Il grido d’allarme nel Bollettino del Comitato Pendolari della Roma Lido, la gestione delle stazioni affonda nell’incuria nonostante i finanziamenti
Il grido di allarme è contenuto nella lista dei disagi che si verificano giorno dopo giorno e che, da ormai due settimane, il Comitato pendolari della Roma-Lido sta mettendo nero su bianco con l’indicazione puntuale dei problemi riscontrati e delle ore in cui si sono verificati.
“Astral, gestore dell’infrastruttura ci prende in giro -attacca Roberto Spigai membro del Comitato– e tra quelle che stanno peggio ci sono le stazioni del Lido e in particolare in quella della Stella Polare che versa in una situazione disastrosa”.
“In questa fermata per gran parte del tempo i servizi igienici restano chiusi al pubblico, così come le sale d’attesa non perché siano guasti ma perché, nonostante le risorse stanziate dalla Regione Lazio e che gravano sulle tasche dei contribuenti mancano le ditte delle pulizia o il personale necessario a garantire l’attivazione delle scale mobili nelle fermate che ne sono dotate”.
“Poiché da tempo Astral non ci concede udienza, insieme al comitato pendolari della Roma Nord, abbiamo chiesto un incontro e, nel frattempo, abbiamo ricominciato a prendere nota di tutti disservizi che si verificano quotidianamente -prosegue Spigai- guarda caso soprattutto la mattina presto, oppure la sera tardi e nei weekend”.

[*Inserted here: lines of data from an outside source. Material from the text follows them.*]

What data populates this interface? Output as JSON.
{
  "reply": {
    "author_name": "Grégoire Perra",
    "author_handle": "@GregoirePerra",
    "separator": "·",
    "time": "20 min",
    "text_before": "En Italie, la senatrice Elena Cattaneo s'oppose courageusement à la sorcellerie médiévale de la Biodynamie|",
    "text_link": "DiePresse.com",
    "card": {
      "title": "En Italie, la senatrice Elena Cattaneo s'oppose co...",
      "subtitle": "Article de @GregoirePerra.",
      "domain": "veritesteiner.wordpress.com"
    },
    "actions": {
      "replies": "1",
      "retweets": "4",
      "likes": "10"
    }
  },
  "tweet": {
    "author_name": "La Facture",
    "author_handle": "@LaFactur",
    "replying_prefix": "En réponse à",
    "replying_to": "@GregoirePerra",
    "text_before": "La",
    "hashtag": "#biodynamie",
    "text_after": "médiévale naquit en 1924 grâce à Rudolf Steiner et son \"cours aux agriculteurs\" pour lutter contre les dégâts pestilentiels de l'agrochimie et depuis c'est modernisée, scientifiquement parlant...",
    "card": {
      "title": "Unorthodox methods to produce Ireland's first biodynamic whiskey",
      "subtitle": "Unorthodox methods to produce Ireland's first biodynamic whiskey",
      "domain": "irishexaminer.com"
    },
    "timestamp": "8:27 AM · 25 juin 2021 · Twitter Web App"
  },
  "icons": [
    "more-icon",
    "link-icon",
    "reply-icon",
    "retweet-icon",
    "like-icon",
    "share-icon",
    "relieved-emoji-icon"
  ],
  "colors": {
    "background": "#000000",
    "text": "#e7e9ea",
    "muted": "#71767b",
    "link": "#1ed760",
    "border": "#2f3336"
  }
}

Disservizi che, per il momento, hanno risparmiato la nuova fermata di Acilia Dragona e quella recentemente ristrutturata di Tor di Valle perché, puntualizza Spigai “sono quelle su cui sono ancora accesi i riflettori dell’attenzione mediatica. Se ci sono due addetti di stazioni disponibili Astral li mette là. Ma il gestore dell’infrastruttura al di là degli interventi che effettua nella costruzione di ponti, di piste ciclopedonali, o sulla rete stradale di competenza non fa correttamente il proprio lavoro quando le fermate delle linee metroferroviarie hanno le luci spente e gli ascensori inaccessibili”.

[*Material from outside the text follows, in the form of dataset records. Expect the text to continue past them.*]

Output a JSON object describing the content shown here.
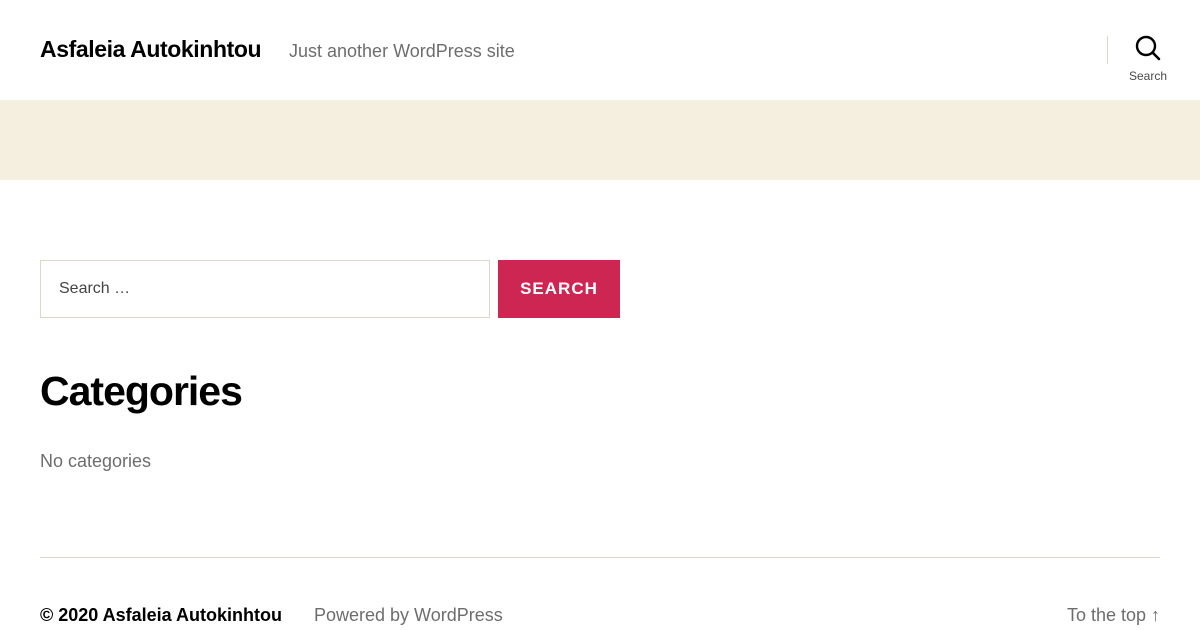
{
  "header": {
    "site_title": "Asfaleia Autokinhtou",
    "tagline": "Just another WordPress site",
    "search_toggle": {
      "icon": "search-icon",
      "label": "Search"
    }
  },
  "search_form": {
    "placeholder": "Search …",
    "value": "",
    "submit_label": "Search"
  },
  "widget": {
    "title": "Categories",
    "empty_text": "No categories"
  },
  "footer": {
    "copyright_prefix": "© 2020 ",
    "copyright_site": "Asfaleia Autokinhtou",
    "powered_by": "Powered by WordPress",
    "to_top": "To the top ↑"
  },
  "colors": {
    "accent": "#cd2653",
    "band": "#f5efe0",
    "muted_text": "#6d6d6d",
    "border": "#dcd7ca"
  }
}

“Non è possibile che la società regionale prenda i soldi e po faccia funzionare le stazioni con il contagocce. E tutto ciò a dispetto delle applicazioni attraverso cui i viaggiatori possono presentare reclami ricevendo, in modo puntuale, risposte tanto cortesi quanto non credibili perché anche quando Astral ammette il disservizio di tratta sempre di eventi rari o verificatisi per ‘superiori esigenze’. E’ora di dire basta a questo andazzo”, conclude Spigai.
Basta dare una rapida occhiata al Bollettino Stazioni Morte diramato dal Comitato Pendolari Roma Lido per farsi un’idea della triste contabilità su cui si fondano e proteste.

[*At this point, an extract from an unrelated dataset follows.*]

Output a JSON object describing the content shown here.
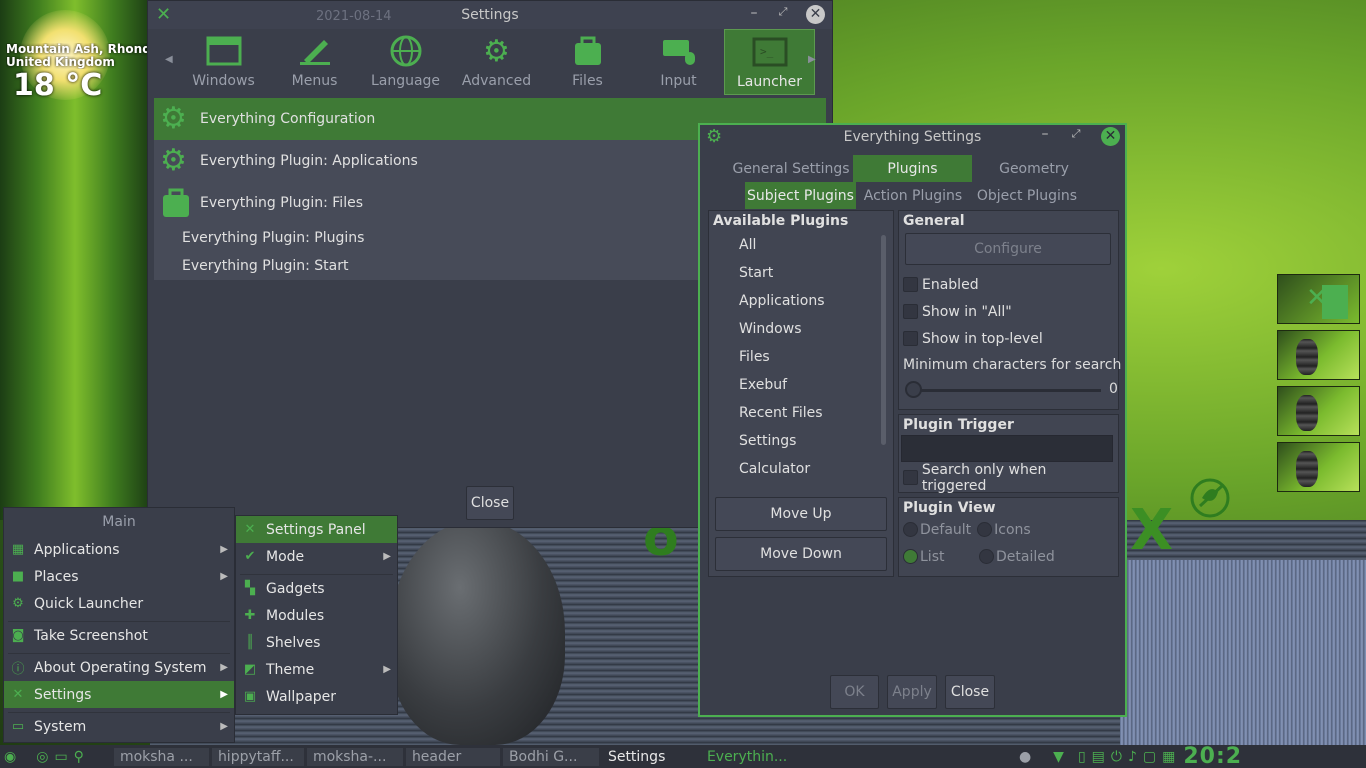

“Nonostante ieri, 12 ottobre, fosse ancora una domenica balneare, almeno 8 fermate, delle 12 in gestione ad Astral SpA, hanno avuto ripetuti episodi di chiusura o guasti ai servizi di stazione, anche la nuovissima Acilia sud-Dragona. Particolarmente trascurate le fermate di Stella Polare e Castel Fusano”, si legge nel Bollettino.
Nell’arco delle ultime due settimane si sono poi verificati, continua il rapporto “almeno 24 casi di spegnimento o guasto agli impianti di traslazione. Soprattutto manca la completa previsione dei turni degli Operatori Astral di Stazione e ci sono stati 35 casi di chiusura di sale di attesa (ove presenti) o servizi igienici per 2 o più ore. Problemi anche a monitor o agli inascoltabili altoparlanti di banchina. Almeno 11 locali, ad uso commerciale o ex biglietterie, tenuti costosamente e inutilmente chiusi”.